Lamport’s point in 2001 was not that distributed systems engineering is easy. It was that the core idea behind consensus, the quorum-intersection argument that forces new rounds to propagate prior accepted values, is not mysterious. The complexity practitioners encountered was complexity they added when building the surrounding machinery that the protocol does not specify.

This distinction has practical value when you’re learning the material. Starting with the single-decree algorithm builds a mental model for the core invariants. Once you understand why Phase 1 forces a Proposer to discover and re-propose any previously accepted value, you can reason about what a leader failover must accomplish: the new leader runs Phase 1 across all uncertain log slots to establish their state before accepting new writes. Once you understand quorum intersection, you understand why you need 2f+1 nodes to tolerate f failures, and why that bound is tight rather than conservative.

Starting with a complete system description like Raft gives you a more immediately useful specification for building production software. The two approaches serve different purposes. Raft is better for implementing; single-decree Paxos is better for understanding the mechanism underneath.

The distributed systems community spent roughly a decade conflating these two levels of description, treating the absence of a complete Multi-Paxos specification as evidence that the core algorithm was obscure. What was missing was documentation of the surrounding system, and Raft provided that documentation explicitly rather than leaving it to practitioners to discover through implementation and failure.
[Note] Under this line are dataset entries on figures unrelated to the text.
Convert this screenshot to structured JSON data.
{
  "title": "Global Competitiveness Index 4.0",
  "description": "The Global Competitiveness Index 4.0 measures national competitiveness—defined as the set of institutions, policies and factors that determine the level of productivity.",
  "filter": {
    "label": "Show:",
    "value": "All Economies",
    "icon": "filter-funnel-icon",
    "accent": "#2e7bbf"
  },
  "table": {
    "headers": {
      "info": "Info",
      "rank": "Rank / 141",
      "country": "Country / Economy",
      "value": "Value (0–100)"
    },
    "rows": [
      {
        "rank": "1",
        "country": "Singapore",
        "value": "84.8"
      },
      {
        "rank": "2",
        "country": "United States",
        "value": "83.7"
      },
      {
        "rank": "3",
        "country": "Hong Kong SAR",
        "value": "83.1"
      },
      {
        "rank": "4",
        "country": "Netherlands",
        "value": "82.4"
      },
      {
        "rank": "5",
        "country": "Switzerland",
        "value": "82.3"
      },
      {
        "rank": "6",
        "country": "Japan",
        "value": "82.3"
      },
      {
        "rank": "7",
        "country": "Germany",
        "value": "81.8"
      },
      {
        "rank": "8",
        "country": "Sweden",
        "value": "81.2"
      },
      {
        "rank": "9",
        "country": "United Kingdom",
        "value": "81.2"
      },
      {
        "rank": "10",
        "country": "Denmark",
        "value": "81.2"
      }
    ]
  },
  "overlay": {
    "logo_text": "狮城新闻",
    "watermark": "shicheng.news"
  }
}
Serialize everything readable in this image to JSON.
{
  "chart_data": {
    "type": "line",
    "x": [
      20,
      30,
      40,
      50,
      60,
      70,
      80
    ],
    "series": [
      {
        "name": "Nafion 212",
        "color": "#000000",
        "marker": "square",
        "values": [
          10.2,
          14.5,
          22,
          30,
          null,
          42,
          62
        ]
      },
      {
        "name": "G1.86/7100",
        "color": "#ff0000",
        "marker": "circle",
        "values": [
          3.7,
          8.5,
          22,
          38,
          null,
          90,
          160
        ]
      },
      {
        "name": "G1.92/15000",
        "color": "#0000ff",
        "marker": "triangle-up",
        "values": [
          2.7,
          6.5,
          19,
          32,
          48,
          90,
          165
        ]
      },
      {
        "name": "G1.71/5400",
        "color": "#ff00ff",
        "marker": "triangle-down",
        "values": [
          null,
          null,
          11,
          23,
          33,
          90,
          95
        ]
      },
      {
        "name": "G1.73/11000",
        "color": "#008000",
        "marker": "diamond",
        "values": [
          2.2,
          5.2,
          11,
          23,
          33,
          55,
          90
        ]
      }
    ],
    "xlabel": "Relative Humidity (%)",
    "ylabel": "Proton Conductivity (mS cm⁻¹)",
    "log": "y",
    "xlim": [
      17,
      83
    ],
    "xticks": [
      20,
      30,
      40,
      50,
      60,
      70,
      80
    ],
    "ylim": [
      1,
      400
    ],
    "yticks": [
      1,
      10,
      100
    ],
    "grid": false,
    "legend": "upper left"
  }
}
Single-decree Paxos remains worth understanding because it exposes the minimum required for consensus without obscuring it in engineering decisions about leader election or log management. The algorithm is small and clean. The engineering built on top of it is substantial and was largely undocumented until Raft and similar specifications made it explicit. Those are two separate observations, and keeping them separate is what makes both of them useful.